SUDAN WATCH: Asteroid TC3 found in Nubian desert of N. Sudan

Tuesday, May 05, 2009

Asteroid TC3 found in Nubian desert of N. Sudan

Asteroid TC3 found in Sudan

Photo: Peter Jenniskens, a scientist at the SETI Institute in Mountain View, Calif., joined students of the University of Khartoum at the location of one of the larger finds from the first search campaign on Dec. 8, 2008. (NYT)

From New York Times:
Recovered Pieces of Asteroid Hold Clues to Early History
March 25, 2009
Scientists who for the first time tracked an asteroid on a collision course with Earth, and watched as it exploded in the atmosphere, have now picked up some of the remnants on the ground.

The discovery and analysis of the meteorites, reported in Thursday’s issue of Nature, give scientists solid data on the composition of meteorites that originate from at least one type of asteroid, known as F-class.

Millions of asteroids, mostly small, whirl around the solar system, and over the years people have picked up tens of thousands of meteorites, the surviving rock fragments of asteroids that collide with Earth.

“But we don’t know where a single one of them comes from,” said Michael E. Zolensky, a cosmic mineralogist at the Johnson Space Center in Houston, during a NASA-sponsored news conference on Wednesday.

That changed when Petrus M. Jenniskens, a scientist at the SETI Institute in Mountain View, Calif., organized a search team to comb through a Sudan desert to look for pieces of an asteroid that had been spotted less than a day before it hit Earth last year.

“For the first time, we can dot the line between the meteorite in our hands and the asteroid astronomers saw in space,” said Dr. Jenniskens, the lead author of the Nature paper.

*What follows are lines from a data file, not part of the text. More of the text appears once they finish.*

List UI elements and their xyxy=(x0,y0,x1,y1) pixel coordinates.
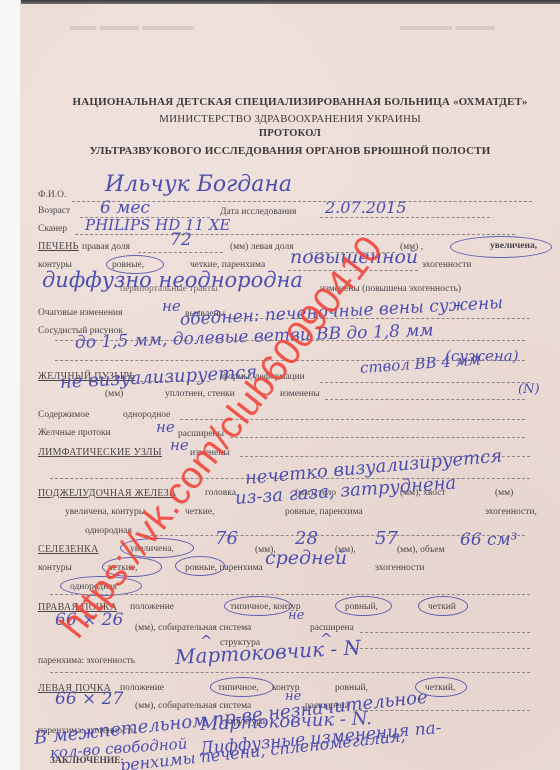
right-kidney-parenchyma-echo: паренхима: эхогенность xyxy=(38,656,135,666)
spleen-volume: 66 см³ xyxy=(460,530,517,550)
scanner-value: PHILIPS HD 11 XE xyxy=(85,216,230,234)
liver-mm-left-lobe: (мм) левая доля xyxy=(230,242,294,252)
doc-type: ПРОТОКОЛ xyxy=(20,128,560,139)
rk-line xyxy=(360,632,530,633)
gb-shape-line xyxy=(320,382,530,383)
rk-line-2 xyxy=(50,672,530,673)
left-kidney-even: ровный, xyxy=(335,683,368,693)
circle-mark xyxy=(175,556,225,576)
left-kidney-position-label: положение xyxy=(120,683,164,693)
spleen-title: СЕЛЕЗЕНКА xyxy=(38,544,99,555)
scanner-label: Сканер xyxy=(38,224,67,234)
date-value: 2.07.2015 xyxy=(325,198,406,217)
circle-mark xyxy=(450,236,552,258)
protocol-sheet: ▬▬ ▬▬▬ ▬▬▬▬ ▬▬▬▬ ▬▬▬ НАЦИОНАЛЬНАЯ ДЕТСКА… xyxy=(20,4,560,770)
liver-focal-label: Очаговые изменения xyxy=(38,308,123,318)
liver-right-lobe-label: правая доля xyxy=(82,242,130,252)
spleen-mm3: (мм), объем xyxy=(397,545,445,555)
conclusion-title: ЗАКЛЮЧЕНИЕ: xyxy=(50,756,124,766)
bleed-through-text: ▬▬▬▬ ▬▬▬ xyxy=(400,18,495,33)
scan-left-margin xyxy=(0,0,21,770)
liver-focal-value: не xyxy=(162,297,181,315)
spleen-v1: 76 xyxy=(215,528,238,549)
circle-mark xyxy=(210,677,274,697)
gallbladder-vascular-value-5: (N) xyxy=(518,382,540,397)
pancreas-mm-c: (мм) xyxy=(495,488,513,498)
age-label: Возраст xyxy=(38,206,70,216)
circle-mark xyxy=(335,596,392,616)
liver-right-lobe-value: 72 xyxy=(170,230,192,250)
hospital-name: НАЦИОНАЛЬНАЯ ДЕТСКАЯ СПЕЦИАЛИЗИРОВАННАЯ … xyxy=(30,96,560,108)
right-kidney-collecting: (мм), собирательная система xyxy=(135,623,251,633)
spleen-v2: 28 xyxy=(295,528,318,549)
rk-structure-line xyxy=(350,648,530,649)
spleen-echogenicity: эхогенности xyxy=(375,563,424,573)
bleed-through-text: ▬▬ ▬▬▬ ▬▬▬▬ xyxy=(70,18,194,33)
liver-title: ПЕЧЕНЬ xyxy=(38,241,79,252)
gallbladder-vascular-value-4: ствол ВВ 4 мм xyxy=(359,351,481,377)
liver-diffuse-value: диффузно неоднородна xyxy=(42,268,303,292)
name-label: Ф.И.О. xyxy=(38,190,66,200)
gallbladder-content-label: Содержимое xyxy=(38,410,89,420)
right-kidney-collecting-value: не xyxy=(288,608,304,623)
left-kidney-size: 66 × 27 xyxy=(55,689,123,709)
gallbladder-changed-label: изменены xyxy=(280,389,320,399)
spleen-contours-label: контуры xyxy=(38,563,72,573)
pancreas-even: ровные, паренхима xyxy=(285,507,363,517)
doc-title: УЛЬТРАЗВУКОВОГО ИССЛЕДОВАНИЯ ОРГАНОВ БРЮ… xyxy=(20,145,560,157)
spleen-parenchyma-value: средней xyxy=(265,547,347,569)
pancreas-head-label: головка xyxy=(205,488,236,498)
lymph-title: ЛИМФАТИЧЕСКИЕ УЗЛЫ xyxy=(38,447,162,458)
scanner-line xyxy=(75,234,515,235)
circle-mark xyxy=(224,596,292,616)
gallbladder-ducts-value: не xyxy=(156,418,175,436)
gallbladder-ducts-label: Желчные протоки xyxy=(38,428,111,438)
right-kidney-position-label: положение xyxy=(130,602,174,612)
circle-mark xyxy=(418,596,468,616)
age-value: 6 мес xyxy=(100,198,150,218)
pancreas-echogenicity: эхогенности, xyxy=(485,507,537,517)
gb-ducts-line xyxy=(230,437,525,438)
right-lobe-line xyxy=(138,252,223,253)
gb-changed-line xyxy=(325,399,525,400)
ministry-name: МИНИСТЕРСТВО ЗДРАВООХРАНЕНИЯ УКРАИНЫ xyxy=(20,113,560,125)
date-label: Дата исследования xyxy=(220,207,296,217)
name-value: Ильчук Богдана xyxy=(105,172,292,197)
liver-echogenicity: эхогенности xyxy=(422,260,471,270)
date-line xyxy=(320,217,490,218)
spleen-v3: 57 xyxy=(375,528,398,549)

The 280 pieces, about 10 pounds in total, are of a rare type of meteorite known as ureilites. The hodgepodge of minerals in ureilites indicates they were heated up but not fully melted, suggesting that they were once part of a much larger asteroid that possessed planetlike geological processes.

Because ureilites are now linked to F-class asteroids, also rare, the hope is that scientists can now determine the history of asteroids, which contain some of the most primitive materials left over from the early solar system.

“It’s like the first step towards a Rosetta stone of understanding asteroids,” Dr. Zolensky said.

The cascade of discovery started when Richard Kowalski, working with the of the University of Arizona, spotted a moving white dot on his computer screen late Oct. 5 at an observatory on Mount Lemmon outside Tucson. He sent the coordinates to the Minor Planet Center at the Harvard-Smithsonian Center for Astrophysics.

A computer program at the center automatically calculates the orbits of reported projects, but it failed for the object Mr. Kowalski reported, because Earth’s gravity appeared to be greatly distorting its orbit. The next morning, when Timothy B. Spahr, the center’s director, took a closer look, the asteroid, designated 2008 TC3, looked as if it was being pulled directly into Earth.

Dr. Spahr notified Steven R. Chesley, a scientist in NASA’s Near-Earth Object Program Office at the Jet Propulsion Laboratory in Pasadena, Calif. “For the first time ever, I saw an impact probability of 100 percent pop up on the computer screen,” Dr. Chesley said. “And this was, needless to say, the kind of thing that makes you sit up straight in the chair.”

Because the asteroid was dim, the astronomers knew that it was small, about the size of a car and 80 tons, and would not cause any significant damage. Notice quickly spread, and asteroid watchers, professional and amateur, pointed their telescopes toward it.

With hundreds of observations coming in during the day, the computers at the Jet Propulsion Laboratory refined the trajectory. “Our last pre-impact prediction was accurate to about a kilometer and a couple tenths of a second in the impact time,” Dr. Chesley said.

The asteroid disintegrated about 23 miles over the Nubian desert of northern Sudan about an hour before sunrise, 20 hours after Mr. Kowalski discovered it. It released the energy of one to two kilotons of TNT.

“We figured that probably was the end of the story,” Dr. Chesley said. The expectation was that none of 2008 TC3 survived the passage through the atmosphere.

But still, Dr. Jenniskens, an expert on meteor showers, wondered. “If we could find something, it would be tremendous,” he said. “So you have to try. It was really a long shot.”

In December, he flew to Sudan and organized a team of 45 students and staff members from the University of Khartoum to search through the desert for fragments of 2008 TC3. And they found the shiny black fragments that had come from space.

A version of this article appeared in print on March 26, 2009, on page A21 of the New York edition.